L'emploi reste le garde-fou principal contre la précarité.
Mais des situations ou réglementations font parfois en sorte qu'il n'est pas intéressant pour un individu de travailler ou de travailler plus, ceci ayant pour conséquence de créer de véritables pièges, dont les monoparents sont des victimes idéales.
On parle ainsi de « piège à la pauvreté » lorsque une augmentation du temps de travail ne se traduit pas, dans le cas d'un travailleur faiblement rémunéré, par une hausse de revenus suffisante pour échapper à la pauvreté.
De même, on peut parler de « piège du chômage » lorsque, entre allocations de chômage et allocations majorées, disponibilité à l'égard des enfants et stress moindre, il n'est plus attractif de travailler.
Le Conseil européen a d'ailleurs attiré l'attention sur l'insuffisance des incitants au travail prévus par le régime fiscal et le régime d'allocations en Belgique (6) .
La situation se fige alors.

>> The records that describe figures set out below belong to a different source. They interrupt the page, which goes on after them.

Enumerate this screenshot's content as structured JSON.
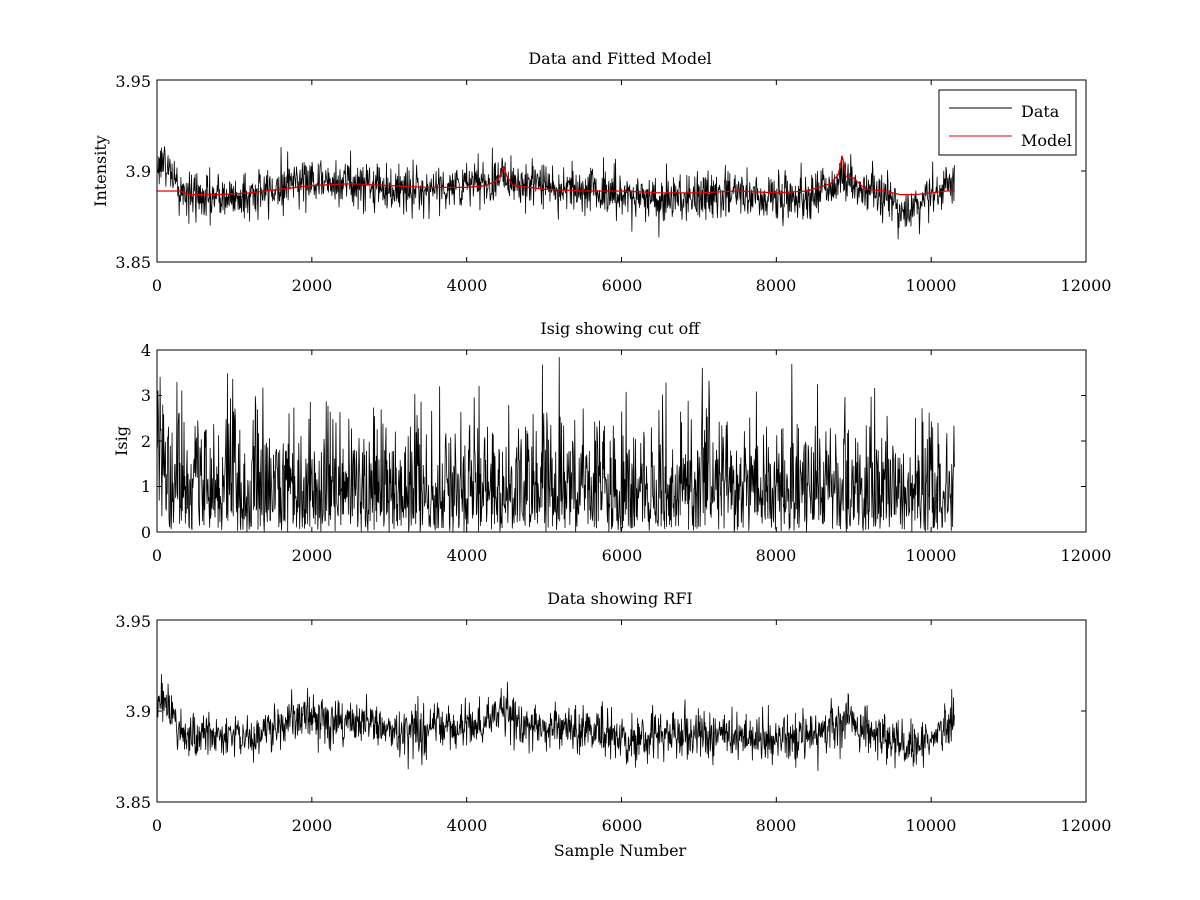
{
  "chart_data": [
    {
      "type": "line",
      "title": "Data and Fitted Model",
      "xlabel": "",
      "ylabel": "Intensity",
      "xlim": [
        0,
        12000
      ],
      "ylim": [
        3.85,
        3.95
      ],
      "xticks": [
        "0",
        "2000",
        "4000",
        "6000",
        "8000",
        "10000",
        "12000"
      ],
      "yticks": [
        "3.85",
        "3.9",
        "3.95"
      ],
      "legend": {
        "placement": "top-right",
        "entries": [
          "Data",
          "Model"
        ]
      },
      "grid": false,
      "series": [
        {
          "name": "Data",
          "color": "#000000",
          "style": "noisy",
          "x": [
            0,
            100,
            200,
            300,
            500,
            800,
            1000,
            1200,
            1500,
            1800,
            2000,
            2400,
            2800,
            3200,
            3600,
            4000,
            4300,
            4450,
            4600,
            5000,
            5500,
            6000,
            6500,
            7000,
            7500,
            8000,
            8400,
            8800,
            8900,
            9100,
            9400,
            9600,
            9800,
            10000,
            10300
          ],
          "y": [
            3.906,
            3.904,
            3.898,
            3.888,
            3.886,
            3.885,
            3.886,
            3.886,
            3.89,
            3.896,
            3.895,
            3.894,
            3.892,
            3.889,
            3.891,
            3.892,
            3.893,
            3.9,
            3.895,
            3.891,
            3.891,
            3.886,
            3.885,
            3.886,
            3.887,
            3.886,
            3.886,
            3.894,
            3.896,
            3.891,
            3.886,
            3.88,
            3.879,
            3.886,
            3.896
          ],
          "noise": 0.0065
        },
        {
          "name": "Model",
          "color": "#e00000",
          "style": "smooth",
          "x": [
            0,
            300,
            400,
            800,
            1200,
            1600,
            2000,
            2500,
            3000,
            3500,
            4000,
            4250,
            4400,
            4480,
            4520,
            4600,
            5000,
            5500,
            6000,
            6500,
            7000,
            7500,
            8000,
            8400,
            8700,
            8800,
            8850,
            8900,
            9000,
            9050,
            9150,
            9400,
            9600,
            9800,
            10000,
            10200,
            10290
          ],
          "y": [
            3.889,
            3.889,
            3.887,
            3.887,
            3.888,
            3.89,
            3.892,
            3.893,
            3.892,
            3.891,
            3.891,
            3.892,
            3.895,
            3.902,
            3.897,
            3.892,
            3.89,
            3.889,
            3.889,
            3.888,
            3.888,
            3.889,
            3.888,
            3.889,
            3.893,
            3.898,
            3.908,
            3.897,
            3.896,
            3.894,
            3.89,
            3.889,
            3.887,
            3.887,
            3.888,
            3.889,
            3.889
          ]
        }
      ]
    },
    {
      "type": "line",
      "title": "Isig showing cut off",
      "xlabel": "",
      "ylabel": "Isig",
      "xlim": [
        0,
        12000
      ],
      "ylim": [
        0,
        4
      ],
      "xticks": [
        "0",
        "2000",
        "4000",
        "6000",
        "8000",
        "10000",
        "12000"
      ],
      "yticks": [
        "0",
        "1",
        "2",
        "3",
        "4"
      ],
      "grid": false,
      "series": [
        {
          "name": "",
          "color": "#000000",
          "style": "noisy",
          "x": [
            0,
            50,
            100,
            150,
            200,
            300,
            1000,
            2000,
            3000,
            4000,
            5000,
            6000,
            7000,
            8000,
            9000,
            10000,
            10300
          ],
          "y": [
            1.8,
            2.2,
            1.9,
            1.4,
            1.0,
            0.9,
            0.85,
            0.85,
            0.85,
            0.85,
            0.85,
            0.85,
            0.85,
            0.85,
            0.85,
            0.85,
            0.9
          ],
          "noise": 0.9
        }
      ]
    },
    {
      "type": "line",
      "title": "Data showing RFI",
      "xlabel": "Sample Number",
      "ylabel": "",
      "xlim": [
        0,
        12000
      ],
      "ylim": [
        3.85,
        3.95
      ],
      "xticks": [
        "0",
        "2000",
        "4000",
        "6000",
        "8000",
        "10000",
        "12000"
      ],
      "yticks": [
        "3.85",
        "3.9",
        "3.95"
      ],
      "grid": false,
      "series": [
        {
          "name": "",
          "color": "#000000",
          "style": "noisy",
          "x": [
            0,
            100,
            200,
            300,
            500,
            800,
            1000,
            1200,
            1500,
            1800,
            2000,
            2400,
            2800,
            3200,
            3600,
            4000,
            4300,
            4450,
            4600,
            5000,
            5500,
            6000,
            6500,
            7000,
            7500,
            8000,
            8400,
            8800,
            8900,
            9100,
            9400,
            9600,
            9800,
            10000,
            10300
          ],
          "y": [
            3.906,
            3.904,
            3.898,
            3.888,
            3.886,
            3.885,
            3.886,
            3.886,
            3.89,
            3.896,
            3.895,
            3.894,
            3.892,
            3.889,
            3.891,
            3.892,
            3.893,
            3.9,
            3.895,
            3.891,
            3.891,
            3.886,
            3.885,
            3.886,
            3.887,
            3.886,
            3.886,
            3.894,
            3.896,
            3.891,
            3.886,
            3.88,
            3.879,
            3.886,
            3.896
          ],
          "noise": 0.0065
        }
      ]
    }
  ]
}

Le monoparent ne travaille plus et préfère ne pas reconstruire de vie professionnelle ou de vie de famille, car il risque de perdre des droits qui lui garantissent, sinon une vie confortable, à tout le moins une vie décente.
Ce choix, dicté par de strictes raisons financières, peut entraîner alors un cortège de conséquences: surendettement, exclusion sociale, dépressions, enfants en difficulté émotionnelle, décrochage scolaire ...
Il est donc nécessaire d'agir: l'amélioration de la situation des familles monoparentales touche différents secteurs particulièrement importants: la lutte contre la pauvreté et pour l'intégration sociale, la protection des droits des femmes, — majoritairement visées par cet état —, mais aussi le bien-être et le respect des droits de l'enfant.
Ceux-ci sont en effet particulièrement touchés par cette situation: le mal-être du parent qui doit s'en occuper seul, peu ou pas d'accès aux loisirs, au sport, à la culture constituent des facteurs pouvant perturber leur intégration sociale.
À cet égard, la Convention internationale des droits de l'enfant, à laquelle la Belgique a adhéré (7) , garantit, en son article 27, le droit de tout enfant à un niveau de vie suffisant pour permettre son développement physique, mental, spirituel, moral et social.
La Convention confirme, dans ce même article, la responsabilité, à cet égard, tant des parents ou autres personnes ayant la charge de l'enfant que des États contractants pour mettre en œuvre les mesures adéquates à la réalisation de ce droit.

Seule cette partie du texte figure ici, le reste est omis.